When you get an email from us, it doesn't usually include a graphic description of a brutal attack. But when we heard this story, we knew we had to do something about it.

Here's how Jamie described what happened after the attack:

I awoke the next morning in the barracks to find my naked body battered and bruised. I was still groggy from whatever had been put in my drink. I was bleeding... After getting to the clinic and having a rape kit performed...I was locked in a container with no food, no way to call my parents, and was placed under armed guard by Halliburton.3

Jamie's attackers aren't the only ones exploiting a legal loophole to get away with their violent crimes. Another female employee of Halliburton says she was raped by her co-workers in Iraq.4 Employees of Blackwater, another private contracting firm in Iraq, were accused of killing innocent Iraqi civilians, and that incident turned into an international scandal. Worst of all, they may never be punished.5

Private contractors in Iraq are making massive amounts of money, operating above the law and are accountable to no one. This has to stop.

Congress needs to act now to bring these contractors under the rule of law. If they don't, nothing will prevent a case like Jamie's from happening again. No man or woman working in Iraq should have to fear that they can be attacked without consequences.

Please sign on to the petition: "Congress must investigate the rape of Jamie Leigh Jones and others, hold those involved accountable, and bring US contractors under the jurisdiction of US law." Clicking below adds your name:

http://pol.moveon.org/contractors_accountable/o.pl?id=11800-4861130-Yyk1Bd&t=4

Thanks for all you do,

–Nita, Wes, Karin, Marika, and the MoveOn.org Political Action Team
Friday, December 14th, 2007

3 comments:

: JustaDog said...

Nothing will ever happen to Halliburton as a company because too many Democrats have significant portions of their portfolios invested in the company.

yellowdog granny said...

I saw that on tv and was so pissed my teeth hurt...them bastids...
hey,? howya'duin?

opit said...

If you read the same account as I did - this is only notable in that somebody actually did something for her. 'Contractors' outnumber regular military - and have even pulled weapons on U.S. troops ! 'Black ops', psyops, thuggery : lack of restraint guarantees it will not exist.

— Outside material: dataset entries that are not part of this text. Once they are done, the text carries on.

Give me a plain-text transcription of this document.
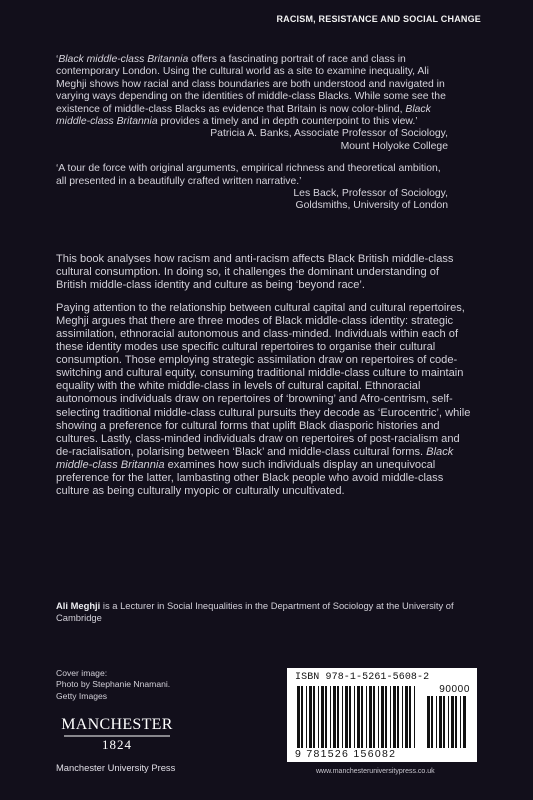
RACISM, RESISTANCE AND SOCIAL CHANGE
‘Black middle-class Britannia offers a fascinating portrait of race and class in contemporary London. Using the cultural world as a site to examine inequality, Ali Meghji shows how racial and class boundaries are both understood and navigated in varying ways depending on the identities of middle-class Blacks. While some see the existence of middle-class Blacks as evidence that Britain is now color-blind, Black middle-class Britannia provides a timely and in depth counterpoint to this view.’
Patricia A. Banks, Associate Professor of Sociology,
Mount Holyoke College
‘A tour de force with original arguments, empirical richness and theoretical ambition, all presented in a beautifully crafted written narrative.’
Les Back, Professor of Sociology,
Goldsmiths, University of London

This book analyses how racism and anti-racism affects Black British middle-class cultural consumption. In doing so, it challenges the dominant understanding of British middle-class identity and culture as being ‘beyond race’.

Paying attention to the relationship between cultural capital and cultural repertoires, Meghji argues that there are three modes of Black middle-class identity: strategic assimilation, ethnoracial autonomous and class-minded. Individuals within each of these identity modes use specific cultural repertoires to organise their cultural consumption. Those employing strategic assimilation draw on repertoires of code-switching and cultural equity, consuming traditional middle-class culture to maintain equality with the white middle-class in levels of cultural capital. Ethnoracial autonomous individuals draw on repertoires of ‘browning’ and Afro-centrism, self-selecting traditional middle-class cultural pursuits they decode as ‘Eurocentric’, while showing a preference for cultural forms that uplift Black diasporic histories and cultures. Lastly, class-minded individuals draw on repertoires of post-racialism and de-racialisation, polarising between ‘Black’ and middle-class cultural forms. Black middle-class Britannia examines how such individuals display an unequivocal preference for the latter, lambasting other Black people who avoid middle-class culture as being culturally myopic or culturally uncultivated.

Ali Meghji is a Lecturer in Social Inequalities in the Department of Sociology at the University of Cambridge
Cover image:
Photo by Stephanie Nnamani.
Getty Images
MANCHESTER
1824
Manchester University Press
ISBN 978-1-5261-5608-2
90000
9 781526 156082
www.manchesteruniversitypress.co.uk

The same nasty sort of human psychology that pulls people into torture will make 'targets' of all Iraqis.
This is 'subjugating' Iraq in such a way that over four million - one in seven - are out of their homes. Tents in the desert are relief from troops. No water, no sanitation, hospitals mostly faint memories, little or no power : epidemics should reduce the Iraqi population with shocking speed any time now. It has to be just that terrible.
There wasn't 'religious' sectarian strife before the local army and police were disbanded. Are you ready to accept a nasty observation as the most likely explanation ? Things are progressing according to plan : just not one the American public has been fed.